In the entire cohort anti-HER2 targeted therapy significantly improved IDFS (HR 0.381, 95% CI 0.196–0.741, p = 0.005, Figure 2A), DMFS (HR 0.419, 95% CI 0.190–0.928, p = 0.032), and OS (HR 0.198, 95% CI 0.082–0.479, p < 0.001) compared to no anti-HER2 targeted therapy. However, no significant improvement in LRFS was observed (p = 0.429). Similarly, RNI was associated with significant improvements in IDFS (HR 0.286, 95% CI 0.132–0.623, p = 0.0016, Figure 2B), DMFS (HR 0.232, 95% CI 0.094–0.571, p = 0.002), and OS (HR 0.204, 95% CI 0.075–0.556, p = 0.002) compared to no RNI, but not LRFS (p = 0.787).
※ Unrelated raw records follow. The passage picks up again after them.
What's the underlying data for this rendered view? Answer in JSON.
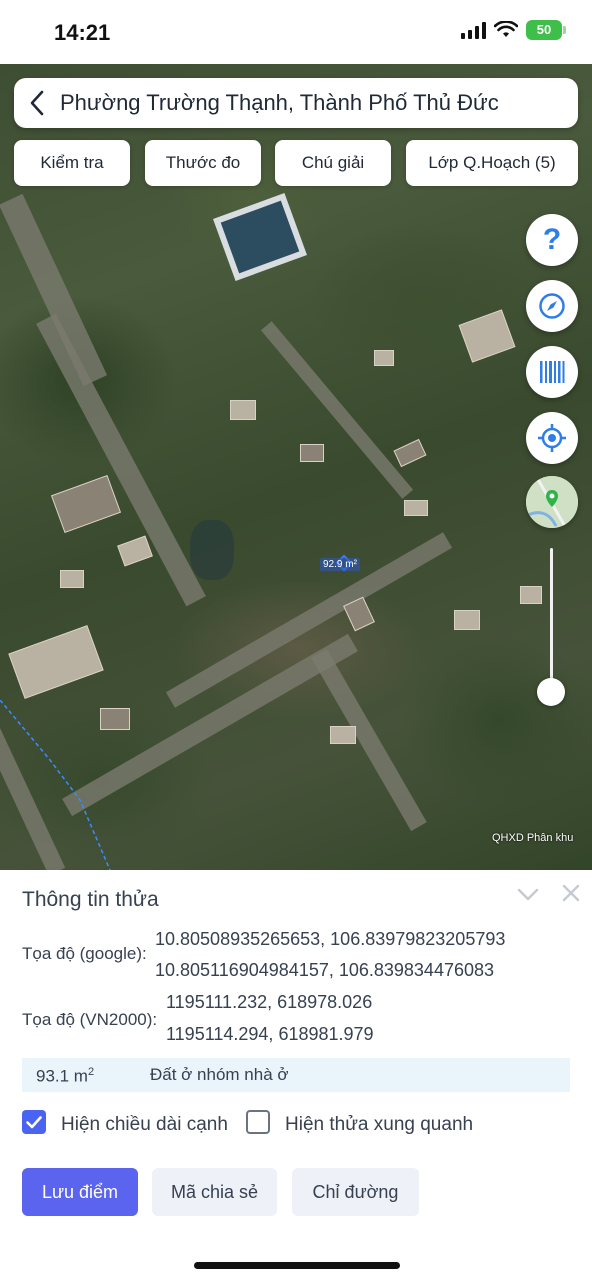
{
  "status_bar": {
    "time": "14:21",
    "battery": "50"
  },
  "header": {
    "title": "Phường Trường Thạnh, Thành Phố Thủ Đức"
  },
  "map_tabs": [
    {
      "label": "Kiểm tra"
    },
    {
      "label": "Thước đo"
    },
    {
      "label": "Chú giải"
    },
    {
      "label": "Lớp Q.Hoạch (5)"
    }
  ],
  "map": {
    "area_label": "92.9 m²",
    "attribution": "QHXD Phân khu",
    "tools": [
      "question-icon",
      "compass-icon",
      "barcode-icon",
      "locate-icon",
      "map-layer-icon"
    ],
    "zoom_level": 0.1
  },
  "panel": {
    "title": "Thông tin thửa",
    "google_label": "Tọa độ (google):",
    "google_coords": [
      "10.80508935265653, 106.83979823205793",
      "10.805116904984157, 106.839834476083"
    ],
    "vn2000_label": "Tọa độ (VN2000):",
    "vn2000_coords": [
      "1195111.232, 618978.026",
      "1195114.294, 618981.979"
    ],
    "area_value": "93.1 m",
    "area_unit_sup": "2",
    "land_type": "Đất ở nhóm nhà ở",
    "show_edge_length": {
      "label": "Hiện chiều dài cạnh",
      "checked": true
    },
    "show_neighbors": {
      "label": "Hiện thửa xung quanh",
      "checked": false
    },
    "buttons": {
      "save": "Lưu điểm",
      "share": "Mã chia sẻ",
      "directions": "Chỉ đường"
    }
  },
  "colors": {
    "primary": "#5a64ee",
    "accent_blue": "#2f7ee8",
    "battery": "#3fbf4a"
  }
}
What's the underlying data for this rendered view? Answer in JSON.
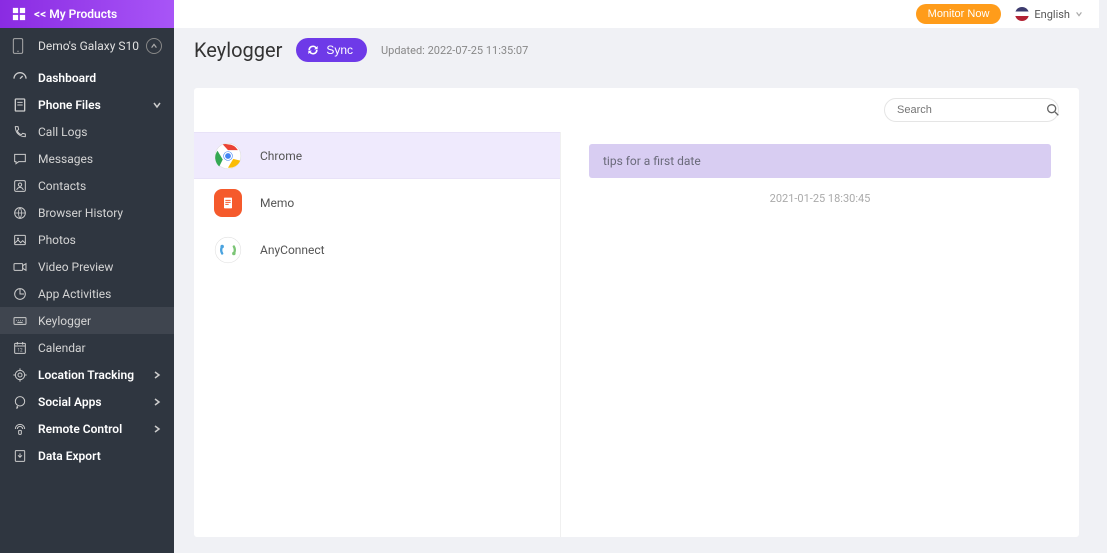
{
  "topbar": {
    "monitor_label": "Monitor Now",
    "language_label": "English"
  },
  "sidebar": {
    "products_label": "<< My Products",
    "device_name": "Demo's Galaxy S10",
    "items": [
      {
        "label": "Dashboard",
        "bold": true
      },
      {
        "label": "Phone Files",
        "bold": true,
        "expandable": true
      },
      {
        "label": "Call Logs"
      },
      {
        "label": "Messages"
      },
      {
        "label": "Contacts"
      },
      {
        "label": "Browser History"
      },
      {
        "label": "Photos"
      },
      {
        "label": "Video Preview"
      },
      {
        "label": "App Activities"
      },
      {
        "label": "Keylogger",
        "active": true
      },
      {
        "label": "Calendar"
      },
      {
        "label": "Location Tracking",
        "bold": true,
        "expandable": true
      },
      {
        "label": "Social Apps",
        "bold": true,
        "expandable": true
      },
      {
        "label": "Remote Control",
        "bold": true,
        "expandable": true
      },
      {
        "label": "Data Export",
        "bold": true
      }
    ]
  },
  "page": {
    "title": "Keylogger",
    "sync_label": "Sync",
    "updated_prefix": "Updated:",
    "updated_time": "2022-07-25 11:35:07"
  },
  "search": {
    "placeholder": "Search"
  },
  "apps": [
    {
      "name": "Chrome",
      "selected": true
    },
    {
      "name": "Memo"
    },
    {
      "name": "AnyConnect"
    }
  ],
  "log": {
    "entry_text": "tips for a first date",
    "timestamp": "2021-01-25 18:30:45"
  }
}
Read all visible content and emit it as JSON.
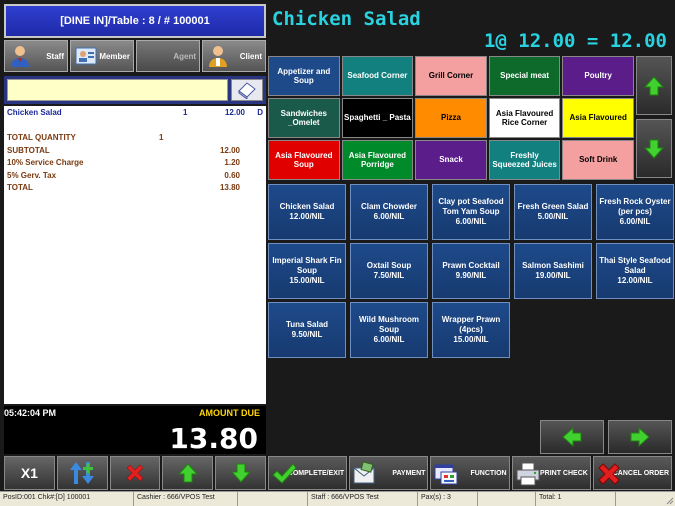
{
  "order": {
    "header": "[DINE IN]/Table : 8 / # 100001",
    "staff_buttons": [
      {
        "label": "Staff",
        "icon": "person-icon"
      },
      {
        "label": "Member",
        "icon": "member-card-icon"
      },
      {
        "label": "Agent",
        "icon": ""
      },
      {
        "label": "Client",
        "icon": "client-person-icon"
      }
    ],
    "search_value": "",
    "items": [
      {
        "name": "Chicken Salad",
        "qty": "1",
        "price": "12.00",
        "status": "D"
      }
    ],
    "totals": [
      {
        "label": "TOTAL QUANTITY",
        "qty": "1",
        "value": ""
      },
      {
        "label": "SUBTOTAL",
        "qty": "",
        "value": "12.00"
      },
      {
        "label": "10% Service Charge",
        "qty": "",
        "value": "1.20"
      },
      {
        "label": "5% Gerv. Tax",
        "qty": "",
        "value": "0.60"
      },
      {
        "label": "TOTAL",
        "qty": "",
        "value": "13.80"
      }
    ],
    "clock": "05:42:04 PM",
    "amount_label": "AMOUNT DUE",
    "amount_value": "13.80",
    "controls": {
      "multiply": "X1"
    }
  },
  "selected_item": {
    "name": "Chicken Salad",
    "calc": "1@ 12.00 = 12.00"
  },
  "categories": [
    {
      "label": "Appetizer and Soup",
      "color": "#1e4a8a",
      "text": "white"
    },
    {
      "label": "Seafood Corner",
      "color": "#138080",
      "text": "white"
    },
    {
      "label": "Grill Corner",
      "color": "#f4a0a0",
      "text": "black"
    },
    {
      "label": "Special meat",
      "color": "#0d6a2a",
      "text": "white"
    },
    {
      "label": "Poultry",
      "color": "#5a1d8a",
      "text": "white"
    },
    {
      "label": "Sandwiches _Omelet",
      "color": "#1a5a4a",
      "text": "white"
    },
    {
      "label": "Spaghetti _ Pasta",
      "color": "#000000",
      "text": "white"
    },
    {
      "label": "Pizza",
      "color": "#ff8c00",
      "text": "black"
    },
    {
      "label": "Asia Flavoured Rice Corner",
      "color": "#ffffff",
      "text": "black"
    },
    {
      "label": "Asia Flavoured",
      "color": "#ffff00",
      "text": "black"
    },
    {
      "label": "Asia Flavoured Soup",
      "color": "#e00000",
      "text": "white"
    },
    {
      "label": "Asia Flavoured Porridge",
      "color": "#008a2a",
      "text": "white"
    },
    {
      "label": "Snack",
      "color": "#5a1d8a",
      "text": "white"
    },
    {
      "label": "Freshly Squeezed Juices",
      "color": "#138080",
      "text": "white"
    },
    {
      "label": "Soft Drink",
      "color": "#f4a0a0",
      "text": "black"
    }
  ],
  "menu_items": [
    {
      "label": "Chicken Salad",
      "price": "12.00/NIL"
    },
    {
      "label": "Clam Chowder",
      "price": "6.00/NIL"
    },
    {
      "label": "Clay pot Seafood Tom Yam Soup",
      "price": "6.00/NIL"
    },
    {
      "label": "Fresh Green Salad",
      "price": "5.00/NIL"
    },
    {
      "label": "Fresh Rock Oyster (per pcs)",
      "price": "6.00/NIL"
    },
    {
      "label": "Imperial Shark Fin Soup",
      "price": "15.00/NIL"
    },
    {
      "label": "Oxtail Soup",
      "price": "7.50/NIL"
    },
    {
      "label": "Prawn Cocktail",
      "price": "9.90/NIL"
    },
    {
      "label": "Salmon Sashimi",
      "price": "19.00/NIL"
    },
    {
      "label": "Thai Style Seafood Salad",
      "price": "12.00/NIL"
    },
    {
      "label": "Tuna Salad",
      "price": "9.50/NIL"
    },
    {
      "label": "Wild Mushroom Soup",
      "price": "6.00/NIL"
    },
    {
      "label": "Wrapper Prawn (4pcs)",
      "price": "15.00/NIL"
    }
  ],
  "actions": [
    {
      "label": "COMPLETE/EXIT",
      "icon": "checkmark-icon"
    },
    {
      "label": "PAYMENT",
      "icon": "envelope-payment-icon"
    },
    {
      "label": "FUNCTION",
      "icon": "function-window-icon"
    },
    {
      "label": "PRINT CHECK",
      "icon": "printer-icon"
    },
    {
      "label": "CANCEL ORDER",
      "icon": "cancel-x-icon"
    }
  ],
  "status_bar": [
    "PosID:001 Chk#:[D] 100001",
    "Cashier : 666/VPOS Test",
    "",
    "Staff : 666/VPOS Test",
    "Pax(s) : 3",
    "",
    "Total: 1",
    ""
  ]
}
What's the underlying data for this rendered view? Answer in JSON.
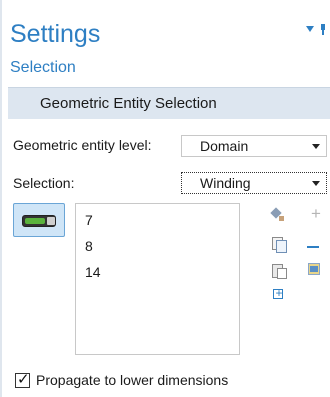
{
  "header": {
    "title": "Settings",
    "subtitle": "Selection",
    "accent_color": "#2e7fc3"
  },
  "section": {
    "title": "Geometric Entity Selection"
  },
  "fields": {
    "entity_level_label": "Geometric entity level:",
    "entity_level_value": "Domain",
    "selection_label": "Selection:",
    "selection_value": "Winding"
  },
  "selection_list": {
    "items": [
      "7",
      "8",
      "14"
    ]
  },
  "toolbar": {
    "icons": [
      "paint-icon",
      "copy-icon",
      "paste-icon",
      "zoom-to-selection-icon",
      "add-icon",
      "remove-icon",
      "clear-selection-icon"
    ]
  },
  "options": {
    "propagate_label": "Propagate to lower dimensions",
    "propagate_checked": true
  }
}
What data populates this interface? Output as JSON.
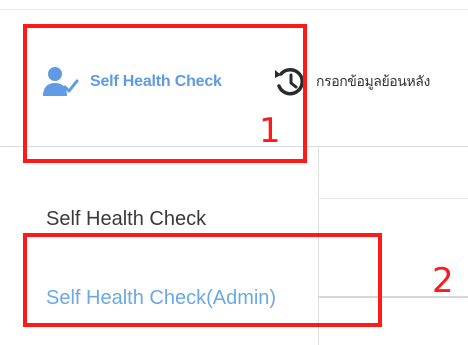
{
  "toolbar": {
    "self_health_check": {
      "label": "Self Health Check",
      "icon": "user-check-icon"
    },
    "history_entry": {
      "label": "กรอกข้อมูลย้อนหลัง",
      "icon": "history-icon"
    }
  },
  "menu": {
    "items": [
      {
        "label": "Self Health Check"
      },
      {
        "label": "Self Health Check(Admin)"
      }
    ]
  },
  "annotations": [
    {
      "number": "1",
      "color": "#ff1a1a"
    },
    {
      "number": "2",
      "color": "#ff1a1a"
    }
  ],
  "colors": {
    "accent": "#5e9be4",
    "highlight": "#ff1a1a"
  }
}
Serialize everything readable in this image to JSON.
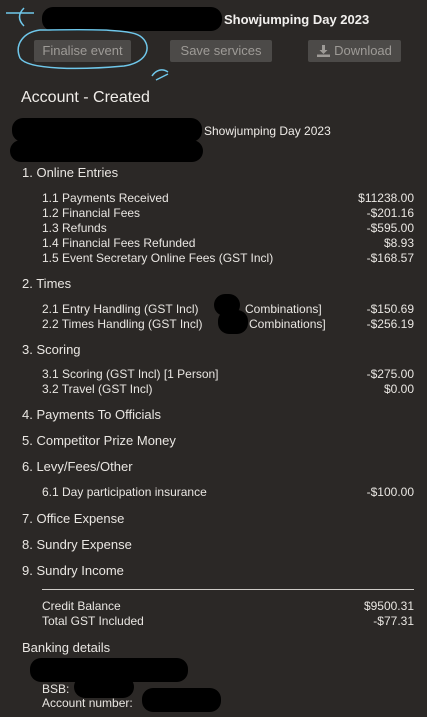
{
  "header": {
    "event_title": "Showjumping Day 2023"
  },
  "toolbar": {
    "finalise_label": "Finalise event",
    "save_label": "Save services",
    "download_label": "Download"
  },
  "account": {
    "title": "Account - Created",
    "event_name": "Showjumping Day 2023"
  },
  "sections": [
    {
      "heading": "1. Online Entries",
      "rows": [
        {
          "label": "1.1 Payments Received",
          "value": "$11238.00"
        },
        {
          "label": "1.2 Financial Fees",
          "value": "-$201.16"
        },
        {
          "label": "1.3 Refunds",
          "value": "-$595.00"
        },
        {
          "label": "1.4 Financial Fees Refunded",
          "value": "$8.93"
        },
        {
          "label": "1.5 Event Secretary Online Fees (GST Incl)",
          "value": "-$168.57"
        }
      ]
    },
    {
      "heading": "2. Times",
      "rows": [
        {
          "label": "2.1 Entry Handling (GST Incl)",
          "label_suffix": "Combinations]",
          "value": "-$150.69"
        },
        {
          "label": "2.2 Times Handling (GST Incl)",
          "label_suffix": "Combinations]",
          "value": "-$256.19"
        }
      ]
    },
    {
      "heading": "3. Scoring",
      "rows": [
        {
          "label": "3.1 Scoring (GST Incl) [1 Person]",
          "value": "-$275.00"
        },
        {
          "label": "3.2 Travel (GST Incl)",
          "value": "$0.00"
        }
      ]
    },
    {
      "heading": "4. Payments To Officials",
      "rows": []
    },
    {
      "heading": "5. Competitor Prize Money",
      "rows": []
    },
    {
      "heading": "6. Levy/Fees/Other",
      "rows": [
        {
          "label": "6.1 Day participation insurance",
          "value": "-$100.00"
        }
      ]
    },
    {
      "heading": "7. Office Expense",
      "rows": []
    },
    {
      "heading": "8. Sundry Expense",
      "rows": []
    },
    {
      "heading": "9. Sundry Income",
      "rows": []
    }
  ],
  "totals": [
    {
      "label": "Credit Balance",
      "value": "$9500.31"
    },
    {
      "label": "Total GST Included",
      "value": "-$77.31"
    }
  ],
  "banking": {
    "title": "Banking details",
    "bsb_label": "BSB:",
    "account_label": "Account number:"
  },
  "colors": {
    "background": "#2b2826",
    "annotation": "#6fc7ea"
  }
}
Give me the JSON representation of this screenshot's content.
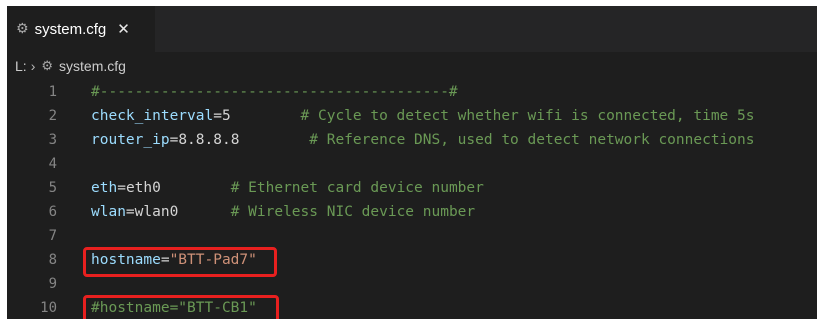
{
  "tab": {
    "label": "system.cfg",
    "close_glyph": "✕",
    "icon": "gear-icon"
  },
  "breadcrumb": {
    "drive": "L:",
    "separator": "›",
    "file": "system.cfg"
  },
  "lines": [
    {
      "n": "1",
      "comment": "#----------------------------------------#"
    },
    {
      "n": "2",
      "key": "check_interval",
      "eq": "=",
      "val": "5",
      "pad": "        ",
      "comment": "# Cycle to detect whether wifi is connected, time 5s"
    },
    {
      "n": "3",
      "key": "router_ip",
      "eq": "=",
      "val": "8.8.8.8",
      "pad": "        ",
      "comment": "# Reference DNS, used to detect network connections"
    },
    {
      "n": "4"
    },
    {
      "n": "5",
      "key": "eth",
      "eq": "=",
      "val": "eth0",
      "pad": "        ",
      "comment": "# Ethernet card device number"
    },
    {
      "n": "6",
      "key": "wlan",
      "eq": "=",
      "val": "wlan0",
      "pad": "      ",
      "comment": "# Wireless NIC device number"
    },
    {
      "n": "7"
    },
    {
      "n": "8",
      "key": "hostname",
      "eq": "=",
      "str": "\"BTT-Pad7\""
    },
    {
      "n": "9"
    },
    {
      "n": "10",
      "comment": "#hostname=\"BTT-CB1\""
    }
  ],
  "colors": {
    "highlight_box": "#e8201f",
    "comment": "#6a9955",
    "key": "#9cdcfe",
    "string": "#ce9178"
  }
}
In the subgroup of patients who did not undergo anti-HER2 targeted therapy, RNI was also associated with significant improvements in IDFS (HR 0.397, 95% CI 0.161–0.858, p = 0.021, Figure 2C), DMFS (HR 0.297, 95% CI 0.111–0.804, p = 0.017), and OS (HR 0.369, 95% CI 0.142–0.960, p = 0.041) compared to no RNI, but there was no significant difference in LRFS (p = 0.526). There were no significant differences in IDFS (p = 0.940, Figure 3A), DMFS (p = 0.698, Figure 3B), LRFS (p = 0.380, Figure 3D), or OS (p = 0.403, Figure 3C) between the RNI group and the no RNI group in the anti-HER2 targeted therapy cohort. In further analyses of single-target therapy (p = 0.798, Figure 3E) and dual-target therapy (p = 0.659, Figure 3F) there were no significant differences in IDFS between the RNI and no RNI groups. All 22 patients with N1mic disease received anti-HER2 targeted therapy, with 12 undergoing RNI and 10 not undergoing RNI. At the conclusion of the reported follow-up time no endpoint events had been observed in either group.

FIGURE 2

Figure 2 Kaplan-Meier curve for IDFS, In the entire cohort, compare the IDFS between anti-Her2 target therapy and no anti-Her2 target therapy (A), RNI and No RNI (B). In the no anti-Her2 targeted therapy group, compare the IDFS between RNI and no RNI (C).

FIGURE 3

Figure 3 Kaplan-Meier curve for IDFS, DMFS, OS, LRFS. In the anti-Her2 cohort, compare the IDFS (A), DMFS (B), OS (C), and LRFS (D) between RNI and No RNI. Compare the IDFS between RNI and No RNI in the single anti-Her2 targeted therapy group (E) and dual anti-Her2 targeted therapy group (F).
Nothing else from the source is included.